Because it is transparently obvious that it's going to happen.

If you're sending your users' private statuses to an ActivityPub server, and just hoping that it's going to choose to keep them private according to certain parameters even though that's not what the spec stays it needs to do, then you're fucking up. The fact that we know that particular instances of particular software are exposing them is a nice demonstration of the harm, a confirmation that you're fucking up when you're doing that, but it's not really needed. It is the absolutely predictable result of some basic principles of security which, as a security researcher, you should absolutely be aware of.

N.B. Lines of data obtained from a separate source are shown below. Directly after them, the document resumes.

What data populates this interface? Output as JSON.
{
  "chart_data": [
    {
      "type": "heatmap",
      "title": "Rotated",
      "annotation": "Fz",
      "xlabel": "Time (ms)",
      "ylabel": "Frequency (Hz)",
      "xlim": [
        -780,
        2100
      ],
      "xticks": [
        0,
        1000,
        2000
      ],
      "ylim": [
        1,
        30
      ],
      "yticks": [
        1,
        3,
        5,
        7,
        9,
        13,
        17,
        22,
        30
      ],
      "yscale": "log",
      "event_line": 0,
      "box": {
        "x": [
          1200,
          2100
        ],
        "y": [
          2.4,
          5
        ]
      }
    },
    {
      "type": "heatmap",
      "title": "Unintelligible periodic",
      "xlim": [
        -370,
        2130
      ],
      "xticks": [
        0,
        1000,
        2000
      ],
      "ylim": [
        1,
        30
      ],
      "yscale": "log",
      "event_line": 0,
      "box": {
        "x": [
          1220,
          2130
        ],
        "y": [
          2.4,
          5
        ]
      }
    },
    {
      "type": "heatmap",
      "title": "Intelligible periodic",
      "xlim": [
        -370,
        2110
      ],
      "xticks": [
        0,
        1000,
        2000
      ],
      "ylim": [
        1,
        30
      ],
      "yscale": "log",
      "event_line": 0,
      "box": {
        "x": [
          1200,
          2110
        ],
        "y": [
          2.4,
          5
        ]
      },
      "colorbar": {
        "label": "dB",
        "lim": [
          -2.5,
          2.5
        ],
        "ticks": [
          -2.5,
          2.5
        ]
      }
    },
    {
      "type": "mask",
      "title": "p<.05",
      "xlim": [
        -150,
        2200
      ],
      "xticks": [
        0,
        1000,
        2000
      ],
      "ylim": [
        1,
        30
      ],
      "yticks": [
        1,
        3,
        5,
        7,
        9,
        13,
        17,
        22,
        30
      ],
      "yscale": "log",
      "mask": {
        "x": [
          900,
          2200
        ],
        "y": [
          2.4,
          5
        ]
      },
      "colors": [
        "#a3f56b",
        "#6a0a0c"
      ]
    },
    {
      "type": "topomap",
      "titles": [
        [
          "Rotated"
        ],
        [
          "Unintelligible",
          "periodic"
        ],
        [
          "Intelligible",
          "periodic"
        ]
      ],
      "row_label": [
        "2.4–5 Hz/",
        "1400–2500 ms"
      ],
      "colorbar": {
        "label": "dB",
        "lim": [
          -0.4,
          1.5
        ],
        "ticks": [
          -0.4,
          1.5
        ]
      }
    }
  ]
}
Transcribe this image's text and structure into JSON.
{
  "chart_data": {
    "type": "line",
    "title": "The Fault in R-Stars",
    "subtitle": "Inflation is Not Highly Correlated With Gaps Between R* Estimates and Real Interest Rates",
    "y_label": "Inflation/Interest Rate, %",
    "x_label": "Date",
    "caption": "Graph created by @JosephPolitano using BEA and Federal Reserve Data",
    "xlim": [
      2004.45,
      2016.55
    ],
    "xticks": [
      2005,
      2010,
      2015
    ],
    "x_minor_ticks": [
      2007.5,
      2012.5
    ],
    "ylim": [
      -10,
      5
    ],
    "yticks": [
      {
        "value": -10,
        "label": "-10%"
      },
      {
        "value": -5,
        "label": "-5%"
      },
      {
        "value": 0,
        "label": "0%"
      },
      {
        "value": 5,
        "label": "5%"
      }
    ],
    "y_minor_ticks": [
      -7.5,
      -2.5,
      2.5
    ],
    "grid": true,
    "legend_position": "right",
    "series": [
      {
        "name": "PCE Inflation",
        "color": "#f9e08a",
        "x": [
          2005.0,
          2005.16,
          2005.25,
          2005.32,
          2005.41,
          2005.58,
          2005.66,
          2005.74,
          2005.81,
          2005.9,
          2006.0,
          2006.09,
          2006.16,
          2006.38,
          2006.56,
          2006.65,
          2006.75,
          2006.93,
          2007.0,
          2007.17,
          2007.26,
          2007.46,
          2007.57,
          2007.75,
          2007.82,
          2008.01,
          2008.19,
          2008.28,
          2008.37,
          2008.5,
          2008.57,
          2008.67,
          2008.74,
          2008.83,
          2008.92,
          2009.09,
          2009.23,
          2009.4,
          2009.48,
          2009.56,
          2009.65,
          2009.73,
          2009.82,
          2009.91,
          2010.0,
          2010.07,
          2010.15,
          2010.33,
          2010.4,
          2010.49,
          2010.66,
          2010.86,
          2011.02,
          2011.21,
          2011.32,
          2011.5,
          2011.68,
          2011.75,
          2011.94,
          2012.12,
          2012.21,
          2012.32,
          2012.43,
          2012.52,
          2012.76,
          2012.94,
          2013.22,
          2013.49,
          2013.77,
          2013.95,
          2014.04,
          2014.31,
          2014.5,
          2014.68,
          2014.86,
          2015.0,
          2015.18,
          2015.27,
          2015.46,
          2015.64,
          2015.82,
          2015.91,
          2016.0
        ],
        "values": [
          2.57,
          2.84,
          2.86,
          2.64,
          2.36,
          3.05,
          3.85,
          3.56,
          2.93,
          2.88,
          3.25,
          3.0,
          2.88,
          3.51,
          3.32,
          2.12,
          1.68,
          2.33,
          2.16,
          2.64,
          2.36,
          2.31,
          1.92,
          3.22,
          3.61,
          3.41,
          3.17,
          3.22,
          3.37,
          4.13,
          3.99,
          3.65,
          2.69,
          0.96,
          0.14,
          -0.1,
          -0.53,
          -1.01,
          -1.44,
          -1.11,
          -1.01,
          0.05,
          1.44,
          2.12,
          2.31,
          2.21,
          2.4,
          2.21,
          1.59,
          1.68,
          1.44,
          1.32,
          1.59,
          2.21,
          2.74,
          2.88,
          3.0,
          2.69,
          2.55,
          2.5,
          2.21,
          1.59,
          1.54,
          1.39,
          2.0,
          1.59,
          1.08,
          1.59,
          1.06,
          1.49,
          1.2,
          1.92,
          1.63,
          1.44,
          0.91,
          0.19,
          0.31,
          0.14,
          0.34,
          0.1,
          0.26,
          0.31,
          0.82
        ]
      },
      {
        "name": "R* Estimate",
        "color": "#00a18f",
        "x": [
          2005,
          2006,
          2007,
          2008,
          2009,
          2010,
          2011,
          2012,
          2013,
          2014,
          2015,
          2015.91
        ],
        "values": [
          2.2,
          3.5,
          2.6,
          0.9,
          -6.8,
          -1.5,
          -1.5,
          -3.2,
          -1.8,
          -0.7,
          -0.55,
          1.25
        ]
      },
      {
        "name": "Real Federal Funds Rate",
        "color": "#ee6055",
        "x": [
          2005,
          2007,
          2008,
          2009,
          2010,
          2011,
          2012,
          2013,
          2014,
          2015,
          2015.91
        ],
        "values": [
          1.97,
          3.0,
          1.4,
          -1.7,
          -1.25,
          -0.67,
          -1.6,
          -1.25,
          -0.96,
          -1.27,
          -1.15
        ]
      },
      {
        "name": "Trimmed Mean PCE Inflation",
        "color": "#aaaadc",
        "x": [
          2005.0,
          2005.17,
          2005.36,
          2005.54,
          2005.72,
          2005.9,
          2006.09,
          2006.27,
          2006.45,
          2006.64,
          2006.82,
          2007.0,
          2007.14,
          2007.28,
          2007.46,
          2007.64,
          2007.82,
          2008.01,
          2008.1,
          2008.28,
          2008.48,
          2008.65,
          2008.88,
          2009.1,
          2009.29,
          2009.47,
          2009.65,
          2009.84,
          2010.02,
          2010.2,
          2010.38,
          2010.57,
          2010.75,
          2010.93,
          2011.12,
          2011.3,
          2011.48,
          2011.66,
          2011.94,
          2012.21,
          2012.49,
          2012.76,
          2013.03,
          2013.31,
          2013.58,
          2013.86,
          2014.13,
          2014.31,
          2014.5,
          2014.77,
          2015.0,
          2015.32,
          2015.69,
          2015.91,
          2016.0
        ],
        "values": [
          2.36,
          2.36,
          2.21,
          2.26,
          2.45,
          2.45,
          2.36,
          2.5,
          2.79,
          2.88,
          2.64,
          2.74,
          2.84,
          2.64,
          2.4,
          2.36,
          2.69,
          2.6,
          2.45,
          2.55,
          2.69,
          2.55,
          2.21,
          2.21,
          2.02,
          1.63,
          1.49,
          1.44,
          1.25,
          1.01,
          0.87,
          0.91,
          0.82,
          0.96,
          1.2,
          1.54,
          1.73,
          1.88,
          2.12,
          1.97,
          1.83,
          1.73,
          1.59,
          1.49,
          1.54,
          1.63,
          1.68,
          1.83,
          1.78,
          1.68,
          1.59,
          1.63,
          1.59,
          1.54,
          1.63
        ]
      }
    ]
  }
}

I've repeatedly explained this. You've repeatedly explained your position. We've both had our say. You seem addicted to the concept of "winning" the conversation and wanting to just go back and forth. In that case I would really encourage you to state your position again, and I can state mine again, and we can both have fun doing that for a while. Want to? It sounds like a productive use of both of our time. It's fun, too.

Edit: Actually, I didn't even realize you are on fedia.io when I was typing this. You can test for yourself whether mbin does this, too, by coordinating with @Irelephant@lemm.ee. Follow his user, then have him post one of those private statuses, then fetch his user profile via fedia.io from an incognito window and see whether the private statuses show up. I have no idea whether they will, but if I had to guess, I would say it's better than even odds.